SAN FRANCISCO — An online community of a few thousand subscribers that followed a YouTube celebrity named wow_mao had for years occupied a small, very male-centric corner of the internet. It was hosted on Discord, a social media app, where young people who were fans of wow_mao swapped humorous digital images and told edgy, sometimes tasteless, jokes.
Over the weekend, wow_mao's niche community became a focus of international attention after it was learned that a volunteer moderator in his Discord group had posted images of leaked documents detailing secret Pentagon intelligence.
It was all a bit much for wow_mao, who said in an interview on Tuesday that he was a 20-year-old college student who lives in Britain. In a YouTube video a day earlier, he said he was an "internet micro-celebrity, and I'd like to keep it that way."
The collision of internet youth culture and national security may have seemed bewildering, but it has happened with increasing frequency in recent years. And the surfacing of classified documents on Discord was a reminder of how the digital world has increasingly affected real life in sometimes dangerous ways.
The Biden administration has scrambled to limit the damage from the leaked information, which appears to detail national security secrets concerning a range of U.S. adversaries, including Russia and China, as well as allies like Ukraine and South Korea. The FBI opened an inquiry into the leak on Friday, but senior U.S. officials have said little about it this week.
"We don't know who is behind this. We don't know what the motive is," John F. Kirby, the National Security Council spokesperson, said Monday. "We don't know what else might be out there."

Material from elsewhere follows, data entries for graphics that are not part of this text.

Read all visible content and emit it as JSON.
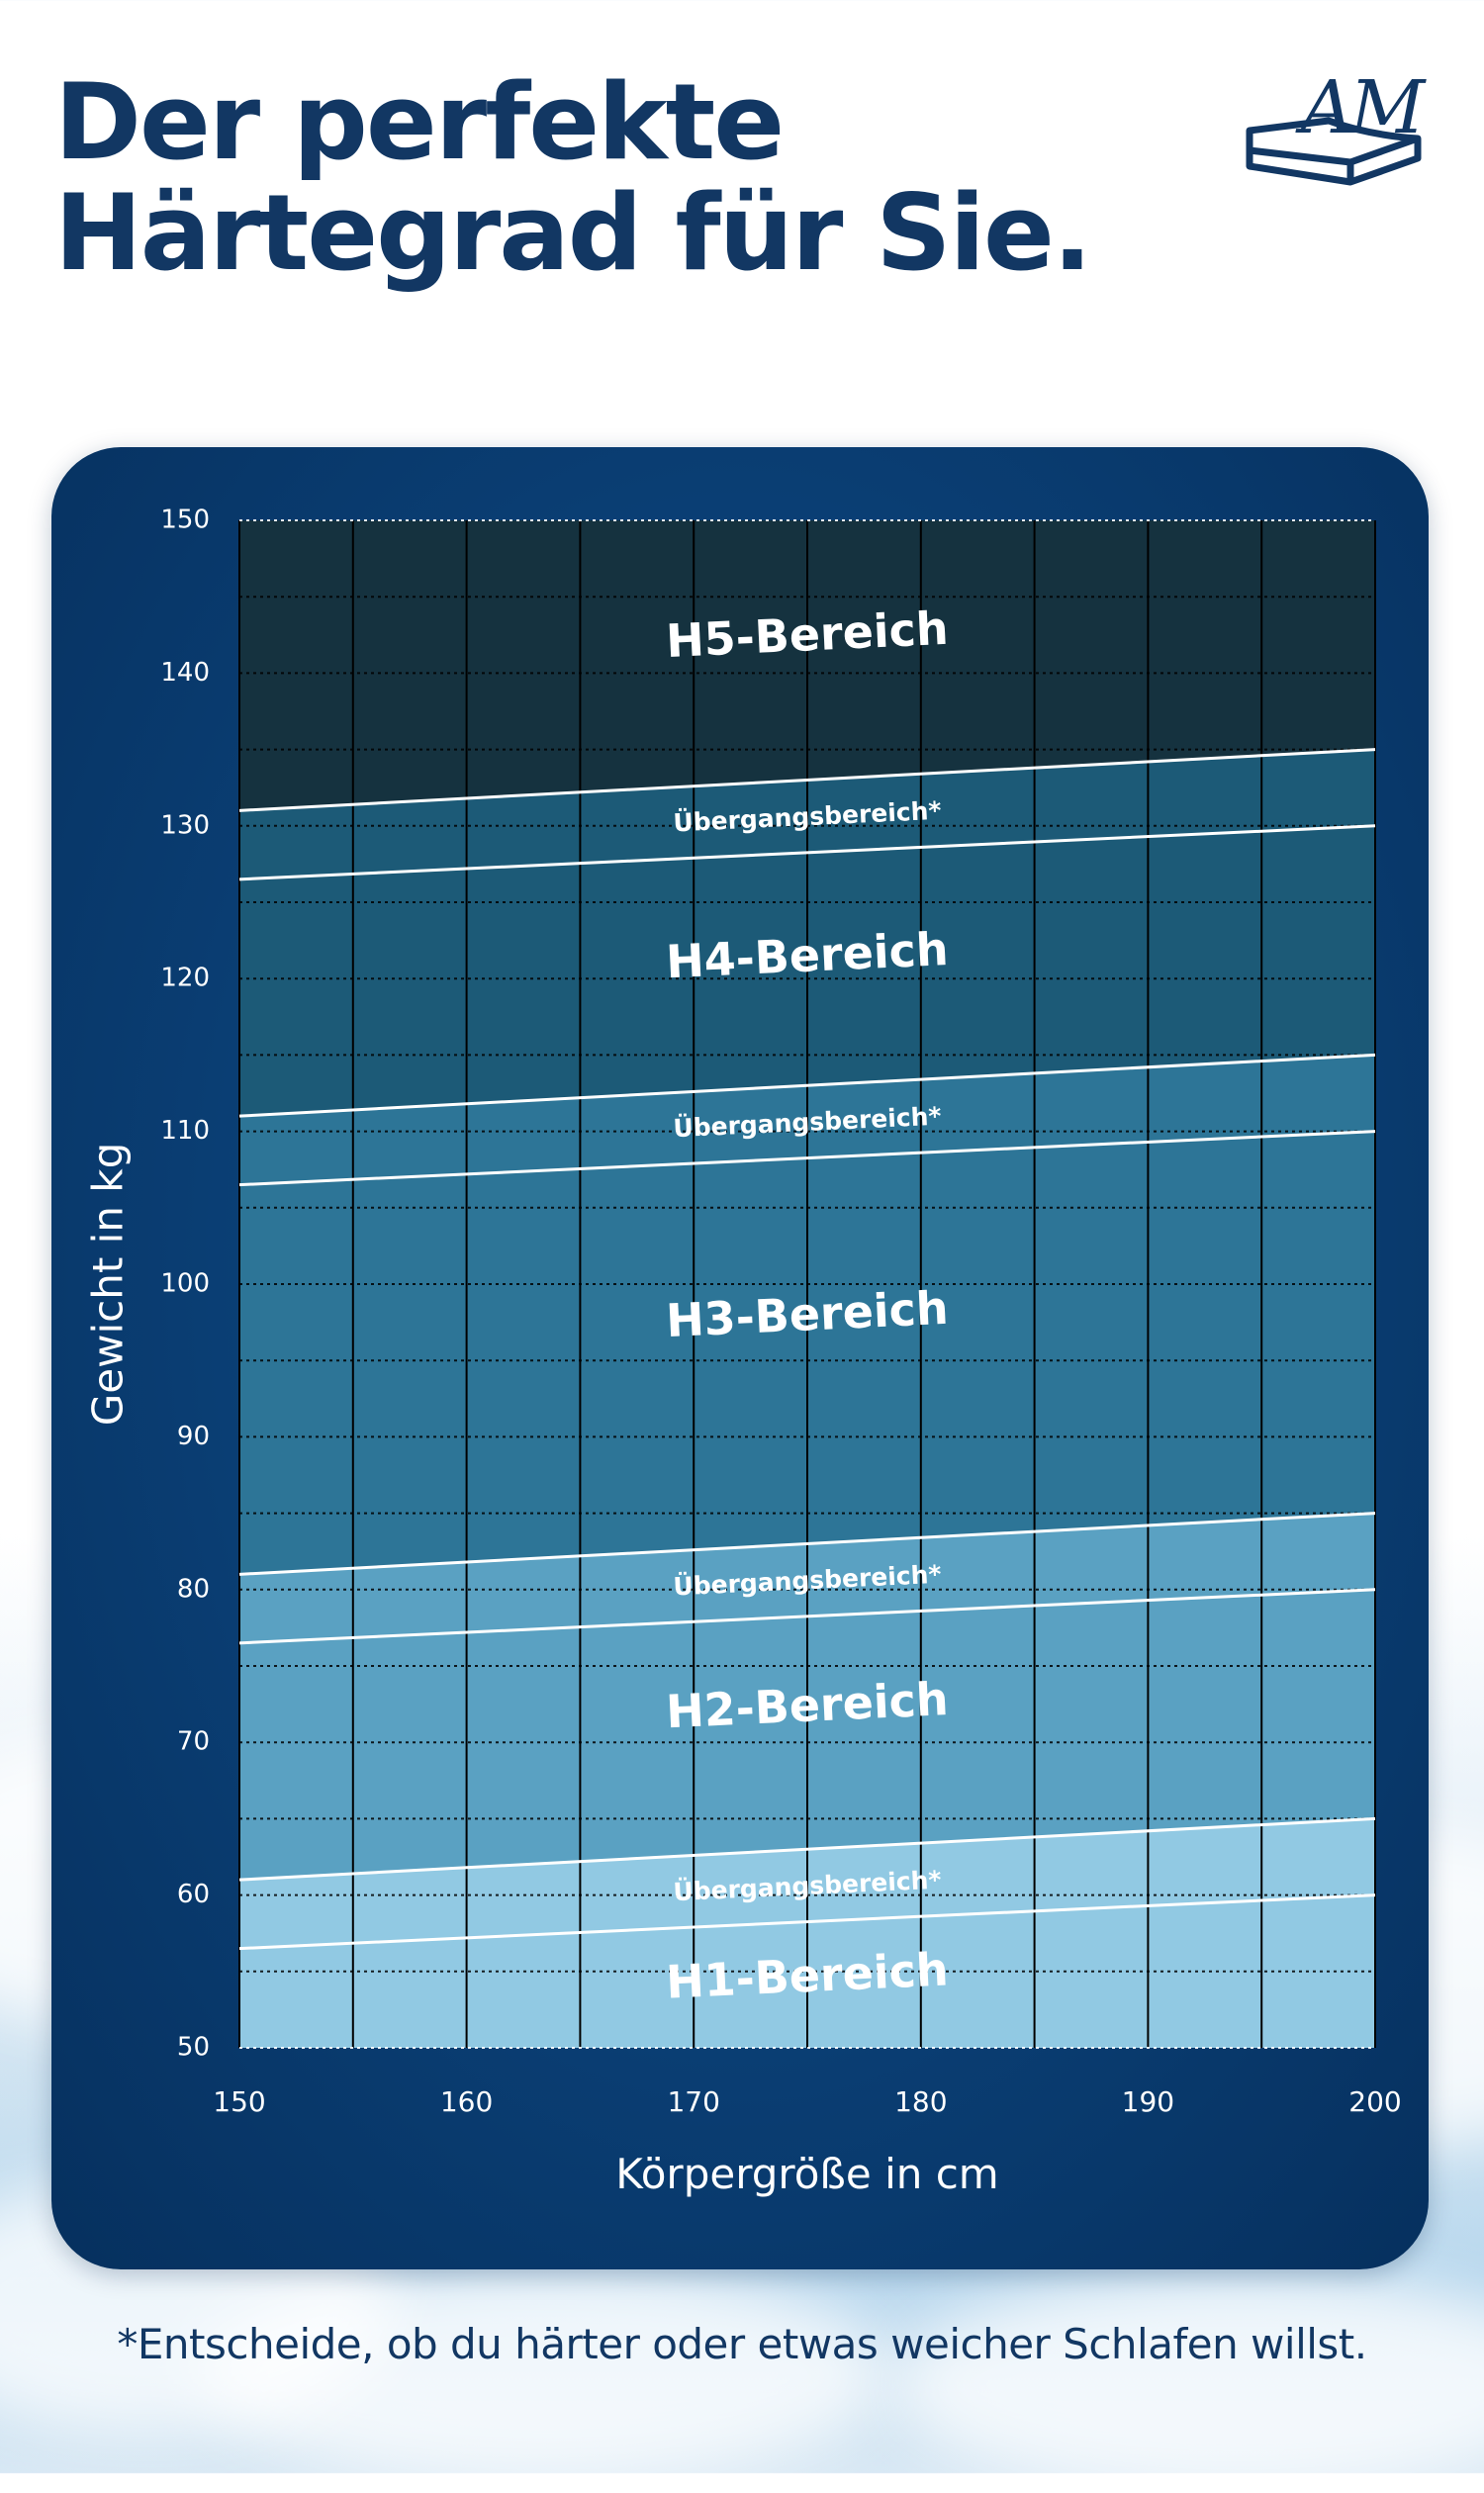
{
  "header": {
    "title": "Der perfekte\nHärtegrad für Sie.",
    "logo_text": "AM"
  },
  "footnote": "*Entscheide, ob du härter oder etwas weicher Schlafen willst.",
  "colors": {
    "title": "#123763",
    "card": "#0b4178",
    "H5": "#15323f",
    "H4": "#1c5a77",
    "H3": "#2d7597",
    "H2": "#5aa1c2",
    "H1": "#91c9e3",
    "boundary": "#ffffff"
  },
  "chart_data": {
    "type": "area",
    "xlabel": "Körpergröße in cm",
    "ylabel": "Gewicht in kg",
    "xlim": [
      150,
      200
    ],
    "ylim": [
      50,
      150
    ],
    "xticks": [
      150,
      160,
      170,
      180,
      190,
      200
    ],
    "yticks": [
      50,
      60,
      70,
      80,
      90,
      100,
      110,
      120,
      130,
      140,
      150
    ],
    "grid": true,
    "boundaries": [
      {
        "x": [
          150,
          200
        ],
        "y": [
          56.5,
          60
        ]
      },
      {
        "x": [
          150,
          200
        ],
        "y": [
          61,
          65
        ]
      },
      {
        "x": [
          150,
          200
        ],
        "y": [
          76.5,
          80
        ]
      },
      {
        "x": [
          150,
          200
        ],
        "y": [
          81,
          85
        ]
      },
      {
        "x": [
          150,
          200
        ],
        "y": [
          106.5,
          110
        ]
      },
      {
        "x": [
          150,
          200
        ],
        "y": [
          111,
          115
        ]
      },
      {
        "x": [
          150,
          200
        ],
        "y": [
          126.5,
          130
        ]
      },
      {
        "x": [
          150,
          200
        ],
        "y": [
          131,
          135
        ]
      }
    ],
    "regions": [
      {
        "name": "H1-Bereich",
        "color_key": "H1",
        "lower": null,
        "upper": 0,
        "label_pos": [
          175,
          54.5
        ],
        "label_class": "main"
      },
      {
        "name": "Übergangsbereich*",
        "color_key": "H1",
        "lower": 0,
        "upper": 1,
        "label_pos": [
          175,
          60.5
        ],
        "label_class": "trans"
      },
      {
        "name": "H2-Bereich",
        "color_key": "H2",
        "lower": 1,
        "upper": 2,
        "label_pos": [
          175,
          72.2
        ],
        "label_class": "main"
      },
      {
        "name": "Übergangsbereich*",
        "color_key": "H2",
        "lower": 2,
        "upper": 3,
        "label_pos": [
          175,
          80.5
        ],
        "label_class": "trans"
      },
      {
        "name": "H3-Bereich",
        "color_key": "H3",
        "lower": 3,
        "upper": 4,
        "label_pos": [
          175,
          97.8
        ],
        "label_class": "main"
      },
      {
        "name": "Übergangsbereich*",
        "color_key": "H3",
        "lower": 4,
        "upper": 5,
        "label_pos": [
          175,
          110.5
        ],
        "label_class": "trans"
      },
      {
        "name": "H4-Bereich",
        "color_key": "H4",
        "lower": 5,
        "upper": 6,
        "label_pos": [
          175,
          121.3
        ],
        "label_class": "main"
      },
      {
        "name": "Übergangsbereich*",
        "color_key": "H4",
        "lower": 6,
        "upper": 7,
        "label_pos": [
          175,
          130.5
        ],
        "label_class": "trans"
      },
      {
        "name": "H5-Bereich",
        "color_key": "H5",
        "lower": 7,
        "upper": null,
        "label_pos": [
          175,
          142.3
        ],
        "label_class": "main"
      }
    ]
  }
}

Perhaps no part of the internet has facilitated more free-flowing, frivolous chatter in recent years than Discord, which began as a haven for video game players before gaining mainstream appeal during the pandemic. Much of what occurs on Discord servers — the term the company uses to describe its chat groups — is innocuous, such as music fans discussing their favorite artists and Minecraft video game players swapping memes.
But the unfiltered, edgy banter in the wow_mao server, which is called the End of Wow Mao Zone, and in many other servers like it, can sometimes veer into darker territory. Those servers are sometimes described as the less venomous cousins of 4chan, the far-right anonymous message board known for sharing conspiracy theories and popularizing QAnon. Many 4chan users split their time between Discord and 4chan, sharing digital memes and chatting with friends.